Sen. J.D. Vance Warns Colleagues: Weapons Sent to Ukraine Were Not Adequately Tracked

155 mm shells
Alex Brandon, File/AP

Sen. J.D. Vance (R-OH) has circulated a memo to Republican colleagues in advance of a closed-door meeting on Ukraine aid warning that nearly 60 percent of the $1.699 billions in weapons with sensitive technology that were given to Ukraine were not tracked, according to a recent Pentagon watchdog report.

The memo’s “Bottom line” said:

Claims of radical transparency and tracking of U.S. weapons in Ukraine are simply not accurate. Assertions that that ‘there is no evidence of illicit transfer of [enhanced end-use monitoring] defense articles provided to Ukraine’ sidestep the reality that an accurate, up-to-date inventory of U.S.-supplied weapons in Ukraine — which the DOD [inspector general] report demonstrates that the U.S. does not have — is necessary to determine whether weapons have fallen into the wrong hands. The DOD IG found that while revised inventory processes have ‘contributed to an improved delinquency rate,’ ‘significant personnel limitations and accountability challenges remain.’

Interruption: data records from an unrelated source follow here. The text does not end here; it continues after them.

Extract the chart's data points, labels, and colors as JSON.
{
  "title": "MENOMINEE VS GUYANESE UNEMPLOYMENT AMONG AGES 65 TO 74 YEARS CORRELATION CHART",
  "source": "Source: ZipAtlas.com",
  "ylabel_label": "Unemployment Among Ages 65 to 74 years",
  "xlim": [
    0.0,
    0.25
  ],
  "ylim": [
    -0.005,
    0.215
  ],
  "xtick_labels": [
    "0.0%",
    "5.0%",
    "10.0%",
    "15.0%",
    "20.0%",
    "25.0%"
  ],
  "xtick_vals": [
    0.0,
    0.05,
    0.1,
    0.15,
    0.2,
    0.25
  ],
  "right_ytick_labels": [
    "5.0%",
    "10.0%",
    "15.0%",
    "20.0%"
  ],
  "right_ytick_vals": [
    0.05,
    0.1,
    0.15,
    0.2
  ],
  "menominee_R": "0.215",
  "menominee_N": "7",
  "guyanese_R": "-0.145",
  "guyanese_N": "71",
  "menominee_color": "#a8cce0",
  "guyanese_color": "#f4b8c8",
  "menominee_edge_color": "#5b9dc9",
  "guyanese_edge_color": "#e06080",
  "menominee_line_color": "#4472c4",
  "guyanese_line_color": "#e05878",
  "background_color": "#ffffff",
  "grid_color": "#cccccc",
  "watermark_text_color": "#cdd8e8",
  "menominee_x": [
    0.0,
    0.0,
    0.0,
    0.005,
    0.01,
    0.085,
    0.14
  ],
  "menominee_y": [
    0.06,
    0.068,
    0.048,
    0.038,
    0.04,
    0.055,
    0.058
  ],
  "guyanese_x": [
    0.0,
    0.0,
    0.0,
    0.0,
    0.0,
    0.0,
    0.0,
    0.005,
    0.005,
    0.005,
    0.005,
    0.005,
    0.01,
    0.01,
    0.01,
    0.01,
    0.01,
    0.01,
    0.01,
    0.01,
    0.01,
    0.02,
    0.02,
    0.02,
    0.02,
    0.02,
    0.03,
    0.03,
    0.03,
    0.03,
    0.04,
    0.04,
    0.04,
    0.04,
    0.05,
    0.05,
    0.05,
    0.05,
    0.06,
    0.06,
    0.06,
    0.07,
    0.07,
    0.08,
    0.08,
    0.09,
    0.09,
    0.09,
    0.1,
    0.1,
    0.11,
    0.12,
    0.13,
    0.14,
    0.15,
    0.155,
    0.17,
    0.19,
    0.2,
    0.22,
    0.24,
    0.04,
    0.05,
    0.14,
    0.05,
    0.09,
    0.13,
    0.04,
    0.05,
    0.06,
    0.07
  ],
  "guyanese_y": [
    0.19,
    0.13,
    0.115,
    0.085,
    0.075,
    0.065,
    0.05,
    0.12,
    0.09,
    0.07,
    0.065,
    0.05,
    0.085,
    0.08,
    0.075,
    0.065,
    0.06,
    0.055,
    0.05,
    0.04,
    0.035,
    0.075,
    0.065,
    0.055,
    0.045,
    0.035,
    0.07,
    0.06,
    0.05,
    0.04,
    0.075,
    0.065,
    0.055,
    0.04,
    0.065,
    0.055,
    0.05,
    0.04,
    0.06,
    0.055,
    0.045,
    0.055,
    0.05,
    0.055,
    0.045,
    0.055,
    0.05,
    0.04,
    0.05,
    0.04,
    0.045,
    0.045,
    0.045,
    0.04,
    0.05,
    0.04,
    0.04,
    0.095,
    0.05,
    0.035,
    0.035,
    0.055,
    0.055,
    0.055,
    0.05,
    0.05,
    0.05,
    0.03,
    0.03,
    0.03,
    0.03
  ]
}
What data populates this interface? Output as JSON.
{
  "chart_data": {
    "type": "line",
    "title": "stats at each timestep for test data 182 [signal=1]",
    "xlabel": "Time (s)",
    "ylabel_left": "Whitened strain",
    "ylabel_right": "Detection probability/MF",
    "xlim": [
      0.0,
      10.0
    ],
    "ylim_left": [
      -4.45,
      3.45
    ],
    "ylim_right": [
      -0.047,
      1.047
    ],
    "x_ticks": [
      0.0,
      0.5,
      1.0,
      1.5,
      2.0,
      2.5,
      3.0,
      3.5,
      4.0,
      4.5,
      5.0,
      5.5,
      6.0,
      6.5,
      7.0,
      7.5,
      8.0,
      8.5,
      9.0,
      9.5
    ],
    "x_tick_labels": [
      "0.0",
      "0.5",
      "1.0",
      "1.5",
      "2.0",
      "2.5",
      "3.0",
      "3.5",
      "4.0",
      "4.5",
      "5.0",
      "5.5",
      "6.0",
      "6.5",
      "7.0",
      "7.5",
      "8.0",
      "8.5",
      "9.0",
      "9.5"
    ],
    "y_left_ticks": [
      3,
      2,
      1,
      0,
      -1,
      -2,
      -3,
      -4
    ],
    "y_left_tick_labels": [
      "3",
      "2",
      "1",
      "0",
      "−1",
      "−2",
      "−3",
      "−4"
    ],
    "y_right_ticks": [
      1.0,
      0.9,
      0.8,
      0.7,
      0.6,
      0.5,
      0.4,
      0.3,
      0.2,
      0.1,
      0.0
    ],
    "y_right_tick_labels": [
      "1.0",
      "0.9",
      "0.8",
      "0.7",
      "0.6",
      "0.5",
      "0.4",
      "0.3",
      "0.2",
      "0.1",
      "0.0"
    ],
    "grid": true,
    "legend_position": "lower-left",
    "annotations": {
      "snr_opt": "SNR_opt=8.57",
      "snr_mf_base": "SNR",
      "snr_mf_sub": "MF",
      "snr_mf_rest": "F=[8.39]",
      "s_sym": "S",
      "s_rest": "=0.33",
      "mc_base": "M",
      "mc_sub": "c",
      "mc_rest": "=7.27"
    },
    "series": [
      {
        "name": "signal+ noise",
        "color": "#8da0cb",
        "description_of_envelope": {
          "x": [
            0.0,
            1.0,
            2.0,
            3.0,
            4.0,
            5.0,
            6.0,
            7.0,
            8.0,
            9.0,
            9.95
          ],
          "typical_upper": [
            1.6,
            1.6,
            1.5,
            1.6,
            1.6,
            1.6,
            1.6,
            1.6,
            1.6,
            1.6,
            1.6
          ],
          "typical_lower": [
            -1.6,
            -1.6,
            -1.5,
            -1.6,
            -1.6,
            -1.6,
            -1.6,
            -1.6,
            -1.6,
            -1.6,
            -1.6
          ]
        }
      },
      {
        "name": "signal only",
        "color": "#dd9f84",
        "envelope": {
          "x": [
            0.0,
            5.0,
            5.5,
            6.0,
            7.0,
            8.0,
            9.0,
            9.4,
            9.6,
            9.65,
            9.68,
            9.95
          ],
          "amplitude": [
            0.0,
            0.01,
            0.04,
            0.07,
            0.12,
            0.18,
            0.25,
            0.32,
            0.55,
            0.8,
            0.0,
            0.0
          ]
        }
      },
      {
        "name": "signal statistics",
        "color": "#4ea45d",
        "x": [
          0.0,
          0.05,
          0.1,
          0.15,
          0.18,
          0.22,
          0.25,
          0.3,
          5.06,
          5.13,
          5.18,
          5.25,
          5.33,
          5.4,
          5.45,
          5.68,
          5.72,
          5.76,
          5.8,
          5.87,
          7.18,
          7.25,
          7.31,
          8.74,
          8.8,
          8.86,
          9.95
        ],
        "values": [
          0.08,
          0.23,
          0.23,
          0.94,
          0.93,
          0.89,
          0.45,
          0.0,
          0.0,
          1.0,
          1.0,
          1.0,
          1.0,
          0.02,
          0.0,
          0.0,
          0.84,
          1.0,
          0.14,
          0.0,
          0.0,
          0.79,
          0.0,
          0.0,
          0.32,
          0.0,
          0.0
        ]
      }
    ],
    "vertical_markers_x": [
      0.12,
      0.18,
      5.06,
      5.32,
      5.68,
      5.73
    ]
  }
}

While the Pentagon has long-insisted there is “no evidence” of widespread diversion of military equipment given to Ukraine, Vance’s memo noted that the Pentagon IG report found that U.S. personnel on the ground could not keep up with the “volume of weapons streaming into Ukraine and failed to keep an accurate, timely record of them.”

The report said it was only in September 2022 — more than six months after Russia’s invasion that February — that a less fallible barcode scanner system was finally introduced.

The EEUM items given to Ukraine represent only a small portion of the more than $23.6 billion in U.S. weapons given to Ukraine.

In total, Congress has approved more than $113 billion for Ukraine since the conflict with Russia began, with about $45 billion of that in security aid, and the rest in economic and humanitarian aid.

The Pentagon claims it has now run out of authorized funds for Ukraine. It last released a $250 million security assistance package on December 27, which included 155 mm rounds, Stinger anti-aircraft missiles and other high-demand items drawn from existing U.S. stockpiles. However, an additional $1.7 billion has been provided by the State Department in the form of foreign military financing.

The Biden administration is seeking to send $61 billion more in aid to Ukraine as part of a $110 billion security package that has been hung up in deliberations in the Senate since last year. The package would also fund aid to Israel, as well as include money for border security, but Republicans say more needs to be done and spent on the border.